The inspectors reviewed and evaluated the adequacy of the licensees contingency plan prior to the end of the unions contract to determine if:
- The required minimum number of qualified personnel would be available for the proper operation, security, and safety of the facility;
- Reactor operation and facility security would be maintained as required; and
- The plan compiled with the requirements in TS and the Code of Federal Regulations.

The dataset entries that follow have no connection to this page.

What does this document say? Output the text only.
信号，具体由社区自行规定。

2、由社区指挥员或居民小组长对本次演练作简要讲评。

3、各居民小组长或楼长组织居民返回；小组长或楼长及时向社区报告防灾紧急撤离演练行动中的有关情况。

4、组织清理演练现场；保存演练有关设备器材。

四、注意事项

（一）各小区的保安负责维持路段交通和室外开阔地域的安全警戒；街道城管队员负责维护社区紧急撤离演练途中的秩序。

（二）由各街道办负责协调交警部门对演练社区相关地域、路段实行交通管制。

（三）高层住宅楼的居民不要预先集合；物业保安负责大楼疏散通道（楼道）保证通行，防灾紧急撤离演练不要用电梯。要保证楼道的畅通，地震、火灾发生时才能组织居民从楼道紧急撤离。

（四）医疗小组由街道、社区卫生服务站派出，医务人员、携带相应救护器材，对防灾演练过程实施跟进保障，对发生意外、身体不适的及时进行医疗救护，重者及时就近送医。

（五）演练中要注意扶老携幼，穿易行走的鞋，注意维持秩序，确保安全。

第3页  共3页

The inspectors reviewed and determined:
- the adequacy of the licensees strike/lockout contingency plans and whether those plans have been reviewed by the facilitys safety review committees or appropriate managers;
- the adequacy of the licensees safeguards contingency plan;
- that the licensees contingency plan would meet the requirements for minimum onsite shift staffing of the facility and verified that the licensee had scheduled covered workers such that the work hours conform to the requirements specified in 10 CFR 26.205;
- that the licensees contingency plan would meet regulatory requirements in the following areas: plant management, operations, maintenance, security, chemistry and radiation protection, surveillance and calibrations, and administrative controls;
- that licensed personnel who would be performing licensed activities are qualified, per 10 CFR 55.53(e) and (f);
- that the licensee had properly trained or would have trained prior to shift assignment, non-licensed personnel who would be performing functions to which they are not normally assigned;
- through observation and discussion with each of the following plant personnel that they understood their function under the modified staffing plan: plant management, senior reactor operators, reactor operators, maintenance, health physics, security supervision, and other personnel responsible for operational or safety functions;
- the effectiveness of site security;
- that support from local agencies would be adequate to ensure: unimpeded access of personnel to the plant; unencumbered delivery of support goods to the site and unencumbered offsite shipment of radioactive materials; mitigation of any possible threat to the site, including abusive or violent strikers; unimpeded access of medical care and ambulance services to treat injured or contaminated persons; and unimpeded access of the local fire department to supplement the site fire-fighting unit;
- that the site staffing would be sufficient and qualified to implement the site emergency plan; and
- that the emergency communication equipment and the Emergency Notification System would be available and operable.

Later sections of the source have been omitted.